Pour les Italiens, ce sera sans doute l’épopée de Garibaldi dont le summum est son entrée dans Rome en 1848 ; pour les Suisses, le Serment du Grütli en 1307 ; pour les Américains, la première Thanksgiving de 1621 (le premier repas partagé avec les bons sauvages indiens qui n’attendaient que l’arrivée des père pèlerins pour découvrir le goût de la dinde) ou bien la Boston Tea Party de 1773 ; pour d’innombrables pays nés durant la décolonisation, divers épisodes glorieux et débordant de martyres de la lutte pour l’indépendance ; pour les Serbes, la bataille du champ des merles en 1389 ; pour un nombre conséquent de pays occidentaux où le 8 mai est férié, la fin de la Seconde Guerre Mondiale triomphant du nazisme (autorisant, aujourd’hui encore, l’invocation de la chasse aux nazis pour justifier une guerre : un récit mythique n’est valide que s’il est ponctuellement réactivé) ; les Allemands en revanche, pour qui la célébration de la Seconde Guerre Mondiale serait inappropriée, ont fixé leur Fête Nationale au 3 octobre, car leur récit des origines privilégie l’histoire récente, la Réunification ; les peuples ne se limitant pas aux frontières nationales, on note que le peuple chrétien a quant à lui pour mythe fondateur la naissance de son Sauveur entre le bœuf et l’âne (et qu’il est parvenu à imposer au monde entier le décompte du Temps : notre calendrier indique l’an 2022 après la naissance imaginaire, célébrée le 25 décembre) ; le peuple musulman, quant à lui, conte et compte à partir du voyage de Mahomet entre La Mecque et Médine ; etc.

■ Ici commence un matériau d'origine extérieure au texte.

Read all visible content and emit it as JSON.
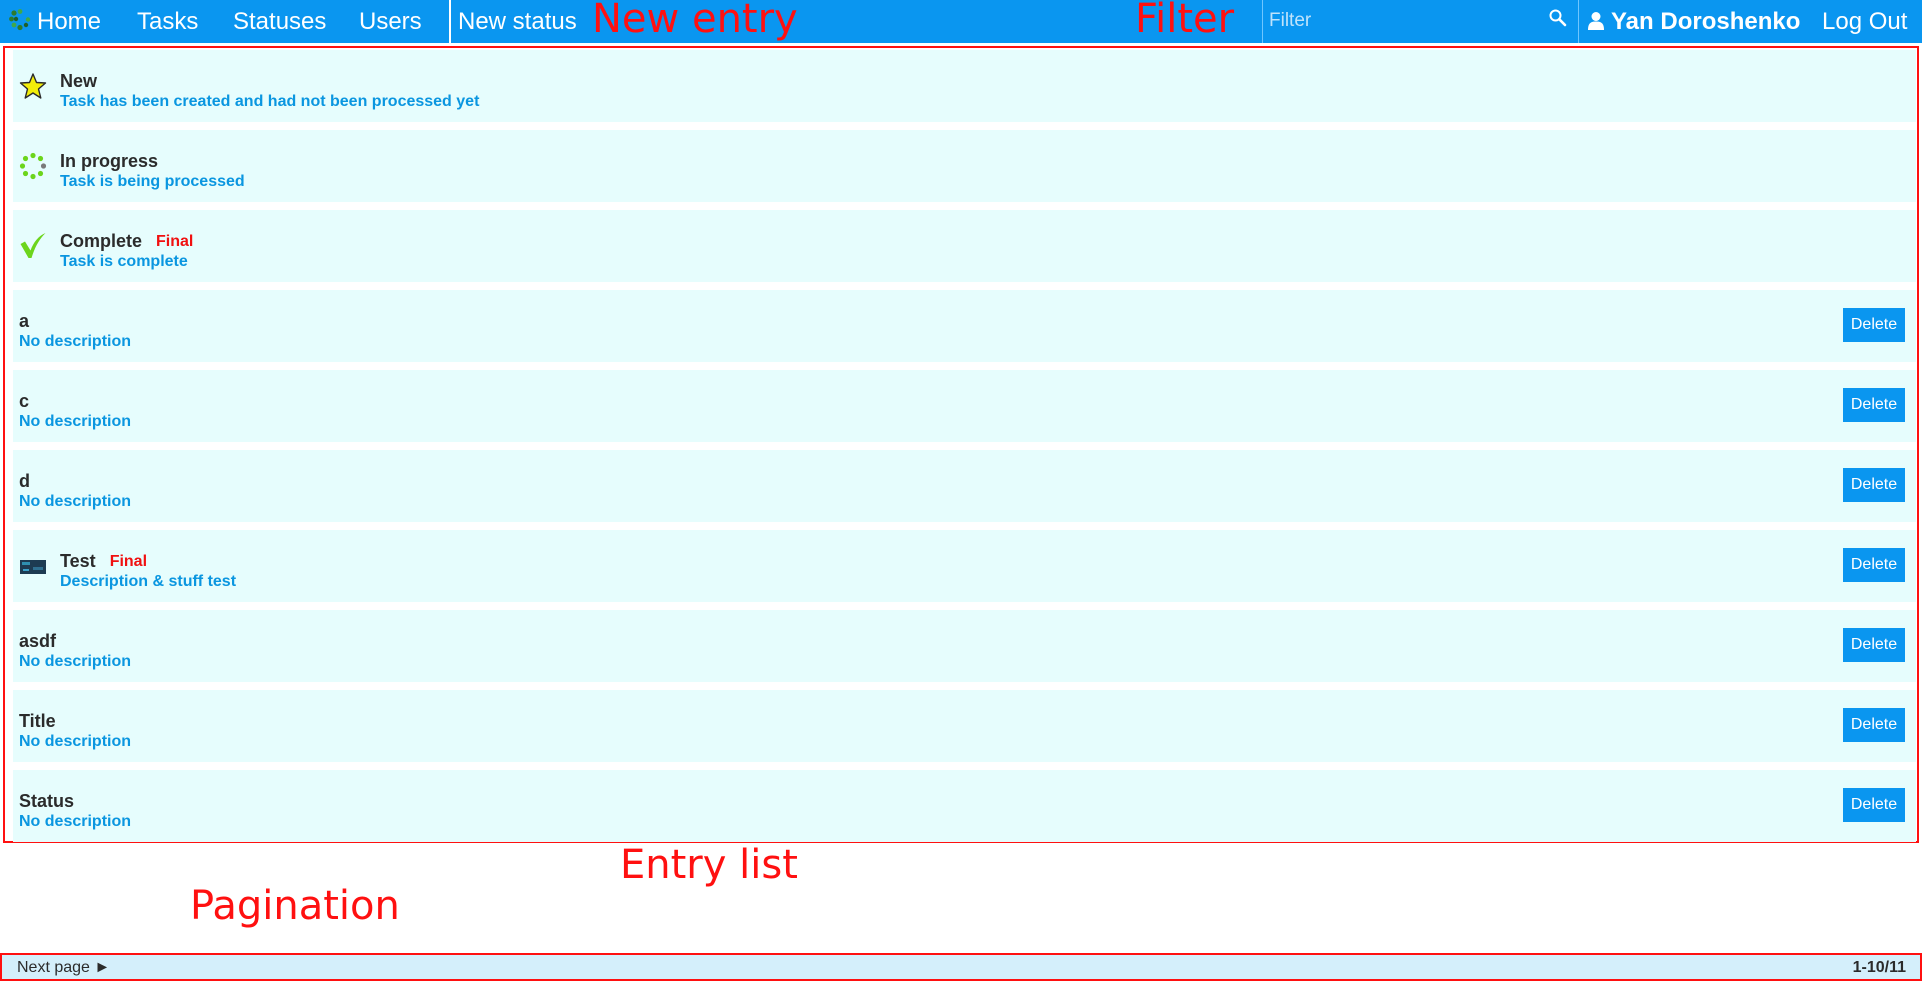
{
  "nav": {
    "home": "Home",
    "tasks": "Tasks",
    "statuses": "Statuses",
    "users": "Users",
    "new_status": "New status",
    "user_name": "Yan Doroshenko",
    "logout": "Log Out"
  },
  "filter": {
    "placeholder": "Filter",
    "value": ""
  },
  "annotations": {
    "new_entry": "New entry",
    "filter": "Filter",
    "entry_list": "Entry list",
    "pagination": "Pagination"
  },
  "entries": [
    {
      "title": "New",
      "description": "Task has been created and had not been processed yet",
      "final": "",
      "icon": "star-icon",
      "delete": ""
    },
    {
      "title": "In progress",
      "description": "Task is being processed",
      "final": "",
      "icon": "spinner-icon",
      "delete": ""
    },
    {
      "title": "Complete",
      "description": "Task is complete",
      "final": "Final",
      "icon": "checkmark-icon",
      "delete": ""
    },
    {
      "title": "a",
      "description": "No description",
      "final": "",
      "icon": "",
      "delete": "Delete"
    },
    {
      "title": "c",
      "description": "No description",
      "final": "",
      "icon": "",
      "delete": "Delete"
    },
    {
      "title": "d",
      "description": "No description",
      "final": "",
      "icon": "",
      "delete": "Delete"
    },
    {
      "title": "Test",
      "description": "Description & stuff test",
      "final": "Final",
      "icon": "image-thumbnail-icon",
      "delete": "Delete"
    },
    {
      "title": "asdf",
      "description": "No description",
      "final": "",
      "icon": "",
      "delete": "Delete"
    },
    {
      "title": "Title",
      "description": "No description",
      "final": "",
      "icon": "",
      "delete": "Delete"
    },
    {
      "title": "Status",
      "description": "No description",
      "final": "",
      "icon": "",
      "delete": "Delete"
    }
  ],
  "pagination": {
    "next": "Next page ►",
    "range": "1-10/11"
  },
  "colors": {
    "topbar": "#0a96f0",
    "entry_bg": "#e6fdfd",
    "description": "#0a96e0",
    "final": "#f01010",
    "annotation": "#ff1010",
    "pagination_bg": "#d4effb"
  }
}
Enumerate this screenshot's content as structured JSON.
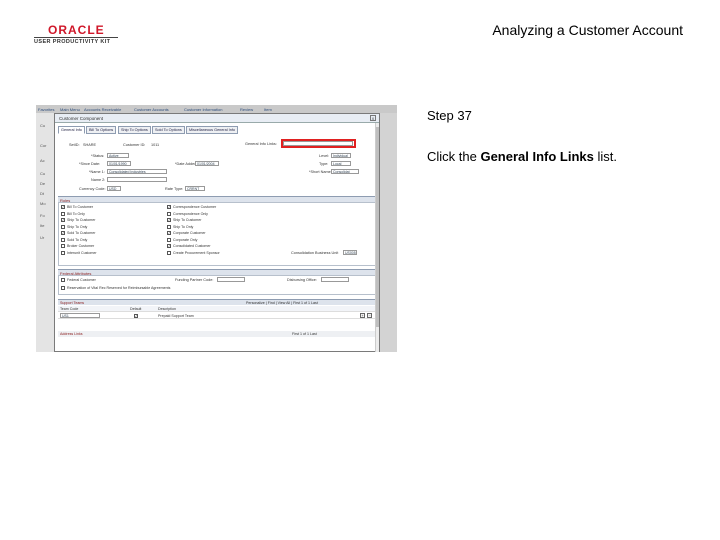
{
  "logo": {
    "word": "ORACLE",
    "sub": "USER PRODUCTIVITY KIT"
  },
  "slide_title": "Analyzing a Customer Account",
  "step": "Step 37",
  "instruction": {
    "prefix": "Click the ",
    "target": "General Info Links",
    "suffix": " list."
  },
  "app": {
    "nav": [
      "Favorites",
      "Main Menu",
      "Accounts Receivable",
      "Customer Accounts",
      "Customer Information",
      "Review",
      "Item"
    ],
    "left_labels": [
      "Cu",
      "Cor",
      "Ac",
      "Cu",
      "De",
      "Dt",
      "Mo",
      "Fo",
      "Ite",
      "Ur"
    ],
    "dialog_title": "Customer Component",
    "close": "X",
    "tabs": [
      "General Info",
      "Bill To Options",
      "Ship To Options",
      "Sold To Options",
      "Miscellaneous General Info"
    ],
    "fields": {
      "setid_label": "SetID:",
      "setid_value": "SHARE",
      "customer_id_label": "Customer ID:",
      "customer_id_value": "1011",
      "general_info_links_label": "General Info Links:",
      "status_label": "*Status:",
      "status_value": "Active",
      "level_label": "Level:",
      "level_value": "Individual",
      "since_label": "*Since Date:",
      "since_value": "01/01/1990",
      "added_label": "*Date Added:",
      "added_value": "01/01/2004",
      "type_label": "Type:",
      "type_value": "Local",
      "name1_label": "*Name 1:",
      "name1_value": "Consolidated Industries",
      "name2_label": "Name 2:",
      "short_label": "*Short Name:",
      "short_value": "Consolidat",
      "currency_label": "Currency Code:",
      "currency_value": "USD",
      "rate_label": "Rate Type:",
      "rate_value": "CRRNT"
    },
    "roles_section": "Roles",
    "roles_left": [
      "Bill To Customer",
      "Bill To Only",
      "Ship To Customer",
      "Ship To Only",
      "Sold To Customer",
      "Sold To Only",
      "Broker Customer",
      "Interunit Customer"
    ],
    "roles_left_checked": [
      true,
      false,
      true,
      false,
      true,
      false,
      false,
      false
    ],
    "roles_right": [
      "Correspondence Customer",
      "Correspondence Only",
      "Ship To Customer",
      "Ship To Only",
      "Corporate Customer",
      "Corporate Only",
      "Consolidated Customer",
      "Create Procurement Sponsor"
    ],
    "roles_right_checked": [
      true,
      false,
      true,
      false,
      true,
      false,
      true,
      false
    ],
    "consolidated_label": "Consolidation Business Unit",
    "consolidated_value": "US005",
    "federal_section": "Federal Attributes",
    "federal_cb": "Federal Customer",
    "funding_label": "Funding Partner Code:",
    "disbursing_label": "Disbursing Office:",
    "reimb_cb": "Reservation of Vital Rec Reserved for Reimbursable Agreements",
    "grid_title": "Support Teams",
    "grid_nav": "Personalize | Find | View All |    First  1 of 1  Last",
    "grid_cols": [
      "Team Code",
      "Default",
      "Description"
    ],
    "grid_row": [
      "US1",
      "",
      "Prepaid Support Team"
    ],
    "footer": "Address Links",
    "footer_right": "First   1 of 1   Last"
  }
}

Mais intéressons-nous à l’Ukraine. En Ukraine, le récit fondateur est certes guerrier, comme presque partout, mais également rigolard, comme presque nulle part : il s’agit de La réponse des Cosaques zaporogues au sultan de Turquie en 1676.

Admirez tout en haut de cette page le timbre-poste ukrainien émis en 2014 : il reproduit un tableau d’Ilia Répine (seconde version, 1889-1896, exposée en Ukraine au musée d’art de Kharkov – une première version datée de 1880-1991 est visible quant à elle en Russie, au Musée russe de Saint-Pétersbourg) et il réactive sous vos yeux le mythe fondateur d’une nation.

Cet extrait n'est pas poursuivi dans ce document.